Tout le monde veut savoir quelle est La vérité, « on cour[t] après » [1] écrivait Lacan [*]. Pourtant, plus les fakes news – appelées aussi contre-vérités – semblent s’en éloigner et plus elles se propagent. C’est bien qu’il y a quelque chose dans ces messages qui nous parle, nous regarde.
Dès 1955, avec l’énoncé « Moi, la vérité, je parle » [2], Lacan met en lumière le fait que la vérité se cache dans ce qui se dit.

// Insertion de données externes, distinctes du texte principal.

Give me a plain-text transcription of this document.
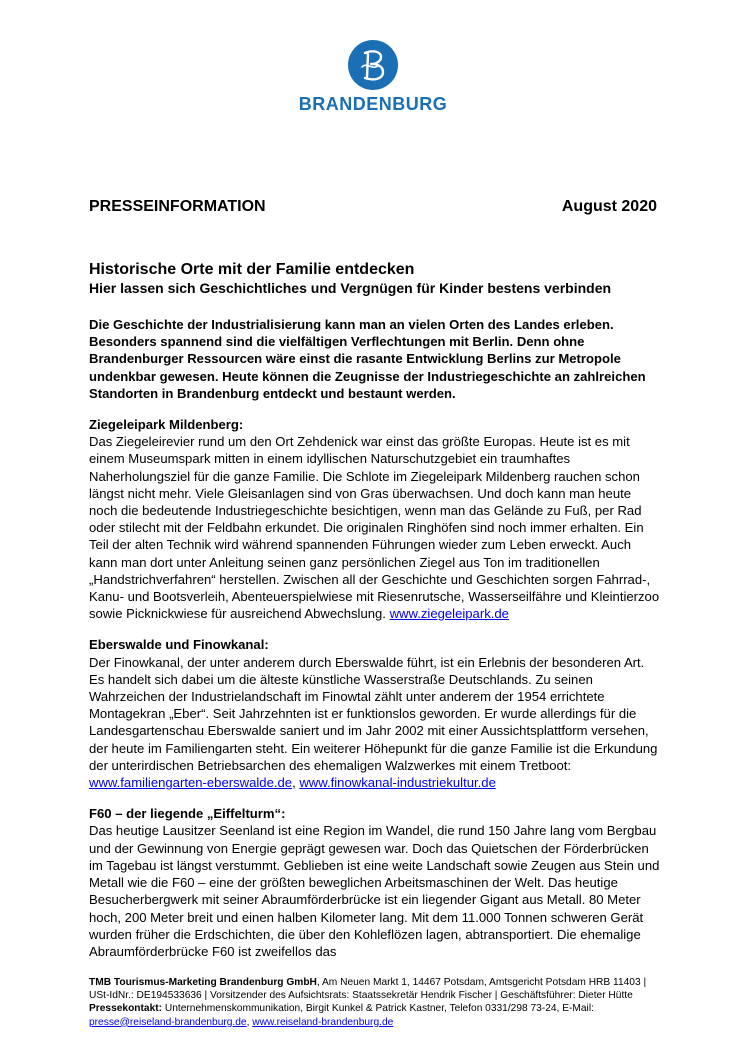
BRANDENBURG
PRESSEINFORMATION	August 2020
Historische Orte mit der Familie entdecken
Hier lassen sich Geschichtliches und Vergnügen für Kinder bestens verbinden

Die Geschichte der Industrialisierung kann man an vielen Orten des Landes erleben. Besonders spannend sind die vielfältigen Verflechtungen mit Berlin. Denn ohne Brandenburger Ressourcen wäre einst die rasante Entwicklung Berlins zur Metropole undenkbar gewesen. Heute können die Zeugnisse der Industriegeschichte an zahlreichen Standorten in Brandenburg entdeckt und bestaunt werden.

Ziegeleipark Mildenberg:

Das Ziegeleirevier rund um den Ort Zehdenick war einst das größte Europas. Heute ist es mit einem Museumspark mitten in einem idyllischen Naturschutzgebiet ein traumhaftes Naherholungsziel für die ganze Familie. Die Schlote im Ziegeleipark Mildenberg rauchen schon längst nicht mehr. Viele Gleisanlagen sind von Gras überwachsen. Und doch kann man heute noch die bedeutende Industriegeschichte besichtigen, wenn man das Gelände zu Fuß, per Rad oder stilecht mit der Feldbahn erkundet. Die originalen Ringhöfen sind noch immer erhalten. Ein Teil der alten Technik wird während spannenden Führungen wieder zum Leben erweckt. Auch kann man dort unter Anleitung seinen ganz persönlichen Ziegel aus Ton im traditionellen „Handstrichverfahren“ herstellen. Zwischen all der Geschichte und Geschichten sorgen Fahrrad-, Kanu- und Bootsverleih, Abenteuerspielwiese mit Riesenrutsche, Wasserseilfähre und Kleintierzoo sowie Picknickwiese für ausreichend Abwechslung. www.ziegeleipark.de

Eberswalde und Finowkanal:

Der Finowkanal, der unter anderem durch Eberswalde führt, ist ein Erlebnis der besonderen Art. Es handelt sich dabei um die älteste künstliche Wasserstraße Deutschlands. Zu seinen Wahrzeichen der Industrielandschaft im Finowtal zählt unter anderem der 1954 errichtete Montagekran „Eber“. Seit Jahrzehnten ist er funktionslos geworden. Er wurde allerdings für die Landesgartenschau Eberswalde saniert und im Jahr 2002 mit einer Aussichtsplattform versehen, der heute im Familiengarten steht. Ein weiterer Höhepunkt für die ganze Familie ist die Erkundung der unterirdischen Betriebsarchen des ehemaligen Walzwerkes mit einem Tretboot: www.familiengarten-eberswalde.de, www.finowkanal-industriekultur.de

F60 – der liegende „Eiffelturm“:

Das heutige Lausitzer Seenland ist eine Region im Wandel, die rund 150 Jahre lang vom Bergbau und der Gewinnung von Energie geprägt gewesen war. Doch das Quietschen der Förderbrücken im Tagebau ist längst verstummt. Geblieben ist eine weite Landschaft sowie Zeugen aus Stein und Metall wie die F60 – eine der größten beweglichen Arbeitsmaschinen der Welt. Das heutige Besucherbergwerk mit seiner Abraumförderbrücke ist ein liegender Gigant aus Metall. 80 Meter hoch, 200 Meter breit und einen halben Kilometer lang. Mit dem 11.000 Tonnen schweren Gerät wurden früher die Erdschichten, die über den Kohleflözen lagen, abtransportiert. Die ehemalige Abraumförderbrücke F60 ist zweifellos das

TMB Tourismus-Marketing Brandenburg GmbH, Am Neuen Markt 1, 14467 Potsdam, Amtsgericht Potsdam HRB 11403 | USt-IdNr.: DE194533636 | Vorsitzender des Aufsichtsrats: Staatssekretär Hendrik Fischer | Geschäftsführer: Dieter Hütte Pressekontakt: Unternehmenskommunikation, Birgit Kunkel & Patrick Kastner, Telefon 0331/298 73-24, E-Mail: presse@reiseland-brandenburg.de, www.reiseland-brandenburg.de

Il la dissocie de la réalité sous ses « oripeaux de la convenance » [3]. Elle est, selon Lacan : « à jamais inaccessible » [4]. La vérité est énigme qui se dérobe, va contre l’évidence même et vagabonde dans ce que l’on tient pour le moins vrai par essence, les formations de l’inconscient : les « actes manqués sont les plus réussis et [récompensent le] vœu le plus secret [du sujet] » [5]. S’il est dit que l’homme ne voit pas plus loin que le bout de son nez, Lacan précise que ce bout du nez, il en tombe amoureux et dans cette passion de l’image, il croit voir la vérité alors qu’elle est un « lieu malséant voire malodorant » [6]. Lacan conclut son texte ainsi : « la vérité [est] complexe par essence, […] étrangère à la réalité, […] parente de la mort et, à tout prendre, plutôt inhumaine » [7]. Si dans ce premier Lacan, la vérité est radicalement dissociée de l’imaginaire et inscrite dans le symbolique au cœur même du langage, une part d’elle est bel et bien nouée au réel, pulsion du sujet de lui-même inconnue.
Il franchit un pas de plus en 1970. L’usage de la Vérité avec une majuscule, symbolique, y est « dépourvu d’espoir » [8]. Pour Lacan « le signifiant ne concerne pas l’objet, mais le sens » [9]. Or, si le sens a la charge de l’être, cela ne suffit pas à faire le poids de l’existence ; le non-sens, lui, fait poids : « Cela prend à l’estomac » [10], ajoute Lacan. Dans le non-sens, la vérité revient au galop. Comment les fake news – ces vérités alternatives, contre-Vérité, au bord du non-sens – font-elles poids au point de devenir virales ? On y trouve une réponse dans le Séminaire XVII : la vérité est « sœur de […] jouissance » [11], c’est-à-dire qu’elle a bord commun avec la jouissance. Il y a du corps dans la vérité, dirais-je.
Les fake news sont un des symptômes de notre malaise dans la civilisation : des productions de sens à outrance, des fictions menteuses qui ne parviendront jamais à dire la vérité. En effet, le sens n’oriente plus la cité, c’est la jouis-sens, jouissance de chaque Un, qui est aux commandes. Pour cela, les fakes news ne sont justement pas si « fake », elles détiennent leur part de vérité par le réel qu’elles font monter sur scène : la haine de chaque Un, le réel qui surgit à l’insu du sujet quand il n’en veut rien savoir. Le risque n’est-il pas qu’à poursuivre la quête de La vérité, on ne trouve que la haine ?
[1] Lacan J., « Préface à l’édition anglaise du Séminaire XI », Autres écrits, Paris, Seuil, 2001, p. 571.
[2] Lacan J., « La chose freudienne ou sens du retour à Freud en psychanalyse », Écrits, Paris, Seuil, 1966, p.866.
[3] Ibid., p.408.
[4] Ibid., p.419.
[5] Ibid., p.410.
[6] Ibid., p.408.
[7] Ibid., p.436.
[8] Lacan J., Le Séminaire, livre XVII, L’Envers de la psychanalyse, texte établi par J.-A. Miller, Paris, Seuil, 1991, p. 62.
[9] Ibid., p. 63.
[10]Ibid., p. 64.
[11] Ibid., p. 76.
[*] Ce texte est un produit du travail préparatoire au prochain Petit Branchement sur la Psychanalyse : « Fake News, quelle(s) vérité(s) aujourd’hui ? » Les Petits Branchement sur la Psychanalyse, organisés par l’ACF-VLB, sont un rendez-vous régulier à Quimper depuis 2017, nés justement pour battre en brèche, par la conversation avec un analyste, les fausses informations qui circulent sur la psychanalyse.